Die XP-Distribution im Kurztest

Windows XP im Unix-Test

01.09.2002
Schon länger auf dem Markt ist die OS-Distribution des Herstellers Microsoft, die unter dem Namen "Windows XP Home Edition" vertrieben wird. Wir haben geprüft, ob dieses Produkt mit aktuellen Linux-Systemen mithalten kann.

Nachdem in den letzten Monaten in Linux-Foren häufiger Beiträge über Windows XP auftauchten, haben wir uns entschieden, einen Blick auf das uns unbekannte System zu werfen. Der Hersteller bewirbt sein Produkt als modernes PC-Betriebssystem, das robust und für alle Aufgaben gewappnet ist. Bietet der Markt also eine ernsthafte Alternative zum Standardsystem Linux?

Zum Praxistest gehört eine Untersuchung der üblichen Vorgänge: Installation des Betriebssystems auf einem Rechner mit bereits installiertem Betriebssystem, Konfigurationsmöglichkeiten, Ausstattung und die Einbindung in ein lokales Netzwerk.
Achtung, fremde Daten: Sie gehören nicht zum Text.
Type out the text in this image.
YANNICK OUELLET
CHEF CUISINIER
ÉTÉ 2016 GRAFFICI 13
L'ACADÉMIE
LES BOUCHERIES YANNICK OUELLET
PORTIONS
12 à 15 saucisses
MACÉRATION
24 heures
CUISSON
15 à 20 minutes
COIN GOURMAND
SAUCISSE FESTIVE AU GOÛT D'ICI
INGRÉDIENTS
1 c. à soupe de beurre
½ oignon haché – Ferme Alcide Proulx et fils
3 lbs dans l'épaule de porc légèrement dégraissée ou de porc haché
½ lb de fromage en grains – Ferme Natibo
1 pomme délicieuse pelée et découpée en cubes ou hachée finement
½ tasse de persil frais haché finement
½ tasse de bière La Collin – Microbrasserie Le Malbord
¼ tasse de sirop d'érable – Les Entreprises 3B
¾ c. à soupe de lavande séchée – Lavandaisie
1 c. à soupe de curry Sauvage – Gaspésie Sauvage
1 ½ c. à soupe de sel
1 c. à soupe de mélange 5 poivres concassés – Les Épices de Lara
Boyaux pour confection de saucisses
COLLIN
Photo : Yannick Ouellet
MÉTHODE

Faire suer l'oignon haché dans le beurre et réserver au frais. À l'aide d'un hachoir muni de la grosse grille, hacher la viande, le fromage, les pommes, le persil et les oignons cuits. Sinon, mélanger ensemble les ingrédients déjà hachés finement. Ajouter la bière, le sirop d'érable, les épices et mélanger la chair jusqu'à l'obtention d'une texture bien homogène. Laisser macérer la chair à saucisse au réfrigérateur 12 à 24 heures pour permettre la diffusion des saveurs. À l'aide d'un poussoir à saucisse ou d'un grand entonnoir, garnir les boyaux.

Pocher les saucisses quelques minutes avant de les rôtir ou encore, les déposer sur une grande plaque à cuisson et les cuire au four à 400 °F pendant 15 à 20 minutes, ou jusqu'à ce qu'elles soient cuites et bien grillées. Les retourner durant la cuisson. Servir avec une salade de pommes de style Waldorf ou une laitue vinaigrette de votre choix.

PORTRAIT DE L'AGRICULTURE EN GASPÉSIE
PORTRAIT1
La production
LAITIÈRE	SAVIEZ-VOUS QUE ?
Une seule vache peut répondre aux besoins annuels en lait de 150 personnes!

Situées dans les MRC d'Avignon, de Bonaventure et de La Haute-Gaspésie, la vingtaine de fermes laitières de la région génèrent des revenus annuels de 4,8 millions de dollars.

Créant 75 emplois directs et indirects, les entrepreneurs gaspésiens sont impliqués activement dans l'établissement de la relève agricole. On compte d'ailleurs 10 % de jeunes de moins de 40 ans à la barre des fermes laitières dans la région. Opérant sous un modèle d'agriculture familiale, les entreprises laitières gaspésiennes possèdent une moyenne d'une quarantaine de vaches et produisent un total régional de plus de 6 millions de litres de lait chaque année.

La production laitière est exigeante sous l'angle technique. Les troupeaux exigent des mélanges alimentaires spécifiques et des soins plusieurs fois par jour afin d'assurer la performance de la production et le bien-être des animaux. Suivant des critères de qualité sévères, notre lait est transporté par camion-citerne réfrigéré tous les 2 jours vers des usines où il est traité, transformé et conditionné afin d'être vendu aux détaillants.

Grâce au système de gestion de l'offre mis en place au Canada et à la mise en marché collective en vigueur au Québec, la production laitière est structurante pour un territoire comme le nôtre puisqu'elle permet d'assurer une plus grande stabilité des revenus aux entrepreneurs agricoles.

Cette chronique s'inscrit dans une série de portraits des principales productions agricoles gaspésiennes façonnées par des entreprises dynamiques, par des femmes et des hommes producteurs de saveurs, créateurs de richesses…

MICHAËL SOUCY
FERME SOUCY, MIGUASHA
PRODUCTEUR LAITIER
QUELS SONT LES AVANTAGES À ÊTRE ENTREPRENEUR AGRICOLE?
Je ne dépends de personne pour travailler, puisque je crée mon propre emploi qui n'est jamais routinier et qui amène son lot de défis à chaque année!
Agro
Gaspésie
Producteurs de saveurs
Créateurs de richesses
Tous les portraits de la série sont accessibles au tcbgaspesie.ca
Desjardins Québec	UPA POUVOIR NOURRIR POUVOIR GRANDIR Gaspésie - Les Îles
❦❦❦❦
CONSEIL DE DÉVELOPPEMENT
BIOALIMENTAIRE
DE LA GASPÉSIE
Wer Windows testen möchte und auf der Web-Seite des Herstellers nach einem ISO-Image zum Download sucht, wird enttäuscht: Zwar finden sich einzelne Update-Pakete im exe-Format, doch ein Download des gesamten Produktes wird nicht angeboten. Soll Windows auf die Platte, ist also der Kauf einer Windows-Distribution notwendig. XP kann nur über den Fachhandel bezogen werden und schlägt mit stolzen 229,- Euro zu Buche. Aus einem laufenden Linux-System heraus lässt sich XP nicht installieren, auch ein Cross-Update ist nicht möglich; lediglich ältere Versionen von Windows können aktualisiert werden.

Abbildung 1: Der XP-Desktop im fvwm95-Look - mit installierten GNU-Tools lässt sich damit einigermaßen arbeiten

Bootet man von der CD, kommt es zu einer unerwarteten Überraschung: XP erkennt die Linux-Partitionen nicht und schlägt das Löschen des Systems vor. Für die erfolgreiche Installation ist also eine vorherige Repartitionierung mit anderer Software notwendig - hier hätten wir uns einen Linux-Partitions-Resizer gewünscht: So viel Service darf man für über 200 Euro schon verlangen.

Ist ausreichend Plattenplatz frei, läuft die XP-Installation schmerzlos ab. Leider überschreibt XP dabei ohne Vorwarnung den installierten Boot-Manager, so dass nach dem Neustart von Diskette gebootet werden muss, um LILO neu zu installieren und damit eine Betriebssystemauswahl zu ermöglichen. Zwar verwendet XP einen eigenen Boot-Manager, der prinzipiell auch Linux-Systeme starten kann, doch wird von dieser Möglichkeit bei der XP-Installation kein Gebrauch gemacht.

Alles so bunt hier

Beim ersten XP-Start verschreckt das System mit einer allzu bunten Oberfläche, die offensichtlich dem XP-Theme von KDE nachempfunden wurde. Glücklicherweise lässt sich die Darstellung so anpassen, dass XP das gleiche Look & Feel wie ein älteres Linux-System mit dem Window Manager fvwm95 bietet.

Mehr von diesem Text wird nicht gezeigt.